Power prices are set to rise by 60-70 paise per unit due to higher coal imports and discoms requiring to pass on the increased cost to consumers, Union power minister RK Singh said on Thursday.
Speaking to reporters on the sidelines of the 75the foundation day of the Damodar Valley Corporation, he said the generation cost would increase since the landed cost of imported coal would come at around 16,000 -17,000 per tonne against an average price of 2,000 per tonne of domestic coal, Singh said.
He said while NTPC has been asked to import 20 million tonnes this fiscal, DVC would import 3 MTs, state generating units around 5-6 MTs and Coal India Ltd (CIL) around 15-16 MTs.
The two tenders floated by CIL for a total of 6 MT imports for the medium term has kept an option of increasing the bid quantity by 100%. This could take CIL’s total medium term imports to 12 MTs and added to that the 2.416 MTs of import tender for the short term, could take CIL’s total import to close to 15 MTs, a ministry official clarified.

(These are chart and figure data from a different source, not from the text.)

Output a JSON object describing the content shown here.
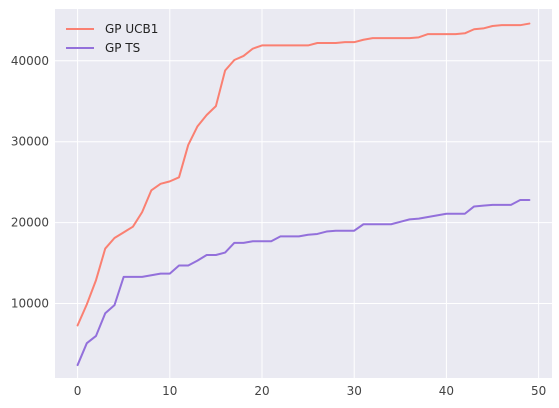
{
  "chart_data": {
    "type": "line",
    "title": "",
    "xlabel": "",
    "ylabel": "",
    "xlim": [
      -2.45,
      51.45
    ],
    "ylim": [
      800,
      46400
    ],
    "xticks": [
      0,
      10,
      20,
      30,
      40,
      50
    ],
    "yticks": [
      10000,
      20000,
      30000,
      40000
    ],
    "grid": true,
    "legend_position": "top-left",
    "background": "#eaeaf2",
    "series": [
      {
        "name": "GP UCB1",
        "color": "#fa8072",
        "x": [
          0,
          1,
          2,
          3,
          4,
          5,
          6,
          7,
          8,
          9,
          10,
          11,
          12,
          13,
          14,
          15,
          16,
          17,
          18,
          19,
          20,
          21,
          22,
          23,
          24,
          25,
          26,
          27,
          28,
          29,
          30,
          31,
          32,
          33,
          34,
          35,
          36,
          37,
          38,
          39,
          40,
          41,
          42,
          43,
          44,
          45,
          46,
          47,
          48,
          49
        ],
        "y": [
          7300,
          9900,
          12900,
          16800,
          18100,
          18800,
          19500,
          21300,
          24000,
          24800,
          25100,
          25600,
          29600,
          31900,
          33300,
          34400,
          38800,
          40100,
          40600,
          41500,
          41900,
          41900,
          41900,
          41900,
          41900,
          41900,
          42200,
          42200,
          42200,
          42300,
          42300,
          42600,
          42800,
          42800,
          42800,
          42800,
          42800,
          42900,
          43300,
          43300,
          43300,
          43300,
          43400,
          43900,
          44000,
          44300,
          44400,
          44400,
          44400,
          44600
        ]
      },
      {
        "name": "GP TS",
        "color": "#9370db",
        "x": [
          0,
          1,
          2,
          3,
          4,
          5,
          6,
          7,
          8,
          9,
          10,
          11,
          12,
          13,
          14,
          15,
          16,
          17,
          18,
          19,
          20,
          21,
          22,
          23,
          24,
          25,
          26,
          27,
          28,
          29,
          30,
          31,
          32,
          33,
          34,
          35,
          36,
          37,
          38,
          39,
          40,
          41,
          42,
          43,
          44,
          45,
          46,
          47,
          48,
          49
        ],
        "y": [
          2400,
          5100,
          6000,
          8800,
          9800,
          13300,
          13300,
          13300,
          13500,
          13700,
          13700,
          14700,
          14700,
          15300,
          16000,
          16000,
          16300,
          17500,
          17500,
          17700,
          17700,
          17700,
          18300,
          18300,
          18300,
          18500,
          18600,
          18900,
          19000,
          19000,
          19000,
          19800,
          19800,
          19800,
          19800,
          20100,
          20400,
          20500,
          20700,
          20900,
          21100,
          21100,
          21100,
          22000,
          22100,
          22200,
          22200,
          22200,
          22800,
          22800
        ]
      }
    ]
  }
}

Singh said the higher cost of generation has to be factored in tariff and state discoms and regulators would require to increase tariff, if they had to maintain the financial health of the discoms. ” If state Discoms refuse to increase tariff the subsidy has to provided by the states then”,Singh said adding states would have to buy power from the Central generating sector at the cost of generation.

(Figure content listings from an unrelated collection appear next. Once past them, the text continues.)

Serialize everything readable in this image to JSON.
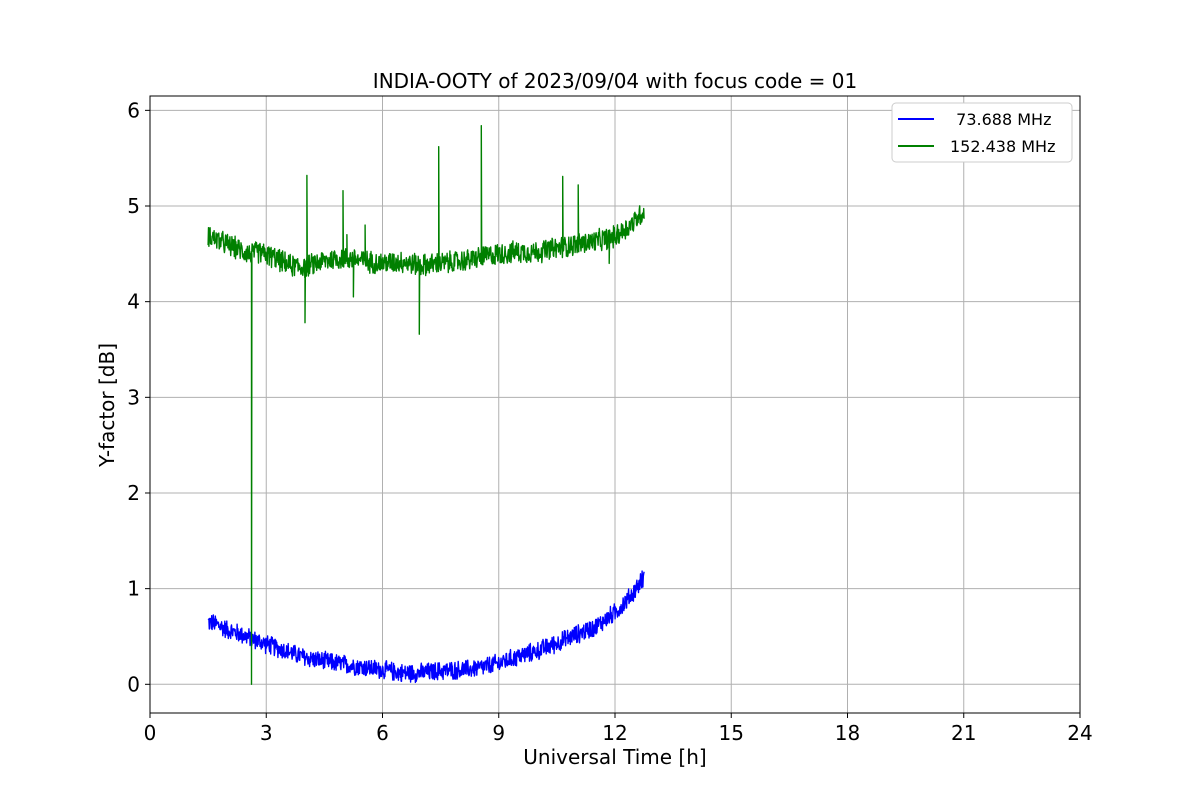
{
  "chart_data": {
    "type": "line",
    "title": "INDIA-OOTY of 2023/09/04 with focus code = 01",
    "xlabel": "Universal Time [h]",
    "ylabel": "Y-factor [dB]",
    "xlim": [
      0,
      24
    ],
    "ylim": [
      -0.3,
      6.15
    ],
    "xticks": [
      0,
      3,
      6,
      9,
      12,
      15,
      18,
      21,
      24
    ],
    "yticks": [
      0,
      1,
      2,
      3,
      4,
      5,
      6
    ],
    "grid": true,
    "legend_position": "top-right",
    "series": [
      {
        "name": "  73.688 MHz",
        "color": "#0000ff",
        "x": [
          1.5,
          1.7,
          2.0,
          2.3,
          2.6,
          3.0,
          3.5,
          4.0,
          4.5,
          5.0,
          5.5,
          6.0,
          6.5,
          7.0,
          7.5,
          8.0,
          8.5,
          9.0,
          9.5,
          10.0,
          10.5,
          11.0,
          11.5,
          12.0,
          12.4,
          12.75
        ],
        "y": [
          0.65,
          0.63,
          0.57,
          0.53,
          0.48,
          0.42,
          0.35,
          0.28,
          0.24,
          0.21,
          0.18,
          0.15,
          0.12,
          0.12,
          0.14,
          0.15,
          0.17,
          0.22,
          0.29,
          0.35,
          0.43,
          0.52,
          0.6,
          0.75,
          0.92,
          1.12
        ]
      },
      {
        "name": "152.438 MHz",
        "color": "#008000",
        "x": [
          1.5,
          1.8,
          2.1,
          2.4,
          2.6,
          2.8,
          3.2,
          3.6,
          4.0,
          4.4,
          4.8,
          5.2,
          5.6,
          6.0,
          6.5,
          7.0,
          7.5,
          8.0,
          8.5,
          9.0,
          9.5,
          10.0,
          10.5,
          11.0,
          11.5,
          12.0,
          12.4,
          12.75
        ],
        "y": [
          4.7,
          4.63,
          4.58,
          4.53,
          4.5,
          4.52,
          4.46,
          4.38,
          4.36,
          4.42,
          4.45,
          4.45,
          4.42,
          4.4,
          4.42,
          4.38,
          4.4,
          4.42,
          4.46,
          4.5,
          4.52,
          4.52,
          4.56,
          4.6,
          4.63,
          4.68,
          4.8,
          4.95
        ]
      }
    ],
    "spikes": [
      {
        "series": 1,
        "x": 2.62,
        "y": 0.0
      },
      {
        "series": 1,
        "x": 4.05,
        "y": 5.32
      },
      {
        "series": 1,
        "x": 4.0,
        "y": 3.78
      },
      {
        "series": 1,
        "x": 4.98,
        "y": 5.16
      },
      {
        "series": 1,
        "x": 5.08,
        "y": 4.7
      },
      {
        "series": 1,
        "x": 5.25,
        "y": 4.05
      },
      {
        "series": 1,
        "x": 5.55,
        "y": 4.8
      },
      {
        "series": 1,
        "x": 6.95,
        "y": 3.66
      },
      {
        "series": 1,
        "x": 7.45,
        "y": 5.62
      },
      {
        "series": 1,
        "x": 8.55,
        "y": 5.84
      },
      {
        "series": 1,
        "x": 10.65,
        "y": 5.31
      },
      {
        "series": 1,
        "x": 11.05,
        "y": 5.22
      },
      {
        "series": 1,
        "x": 11.85,
        "y": 4.4
      }
    ]
  }
}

On the imported coal based power plants, Singh said some of the 5 closed plants have already been referred to NCLT but the remaining plants generating a total of around 13,400 MW has been directed to scale up generations after reporting their coal stocks to the power ministry. These units have already been directed to import coal, he said.
He said the demand for power has increased and peak demand grew 15% year -on-year in FY 22 touching a level of 2.12 lakh MW.
He said DVC would to increase its installed capacity from present 6,897 MW to 16,000-17,000 MW in another 5-7 years on its own land closer to coal mines and would create a national foot print instead of confining only within West Bengal and Jharkhand. From a loss making utility it has turned to a profit making utility and its profits at present have started growing, Singh said.
He said there has to be more efficiency brought in managing transmission and distribution losses, especially by the state owned transmission and distribution companies. While many private sector power distributors have been able to bring down their T&D losses to level 5-6%, the state sector was still continuing with an average T&D loss of 20-25%.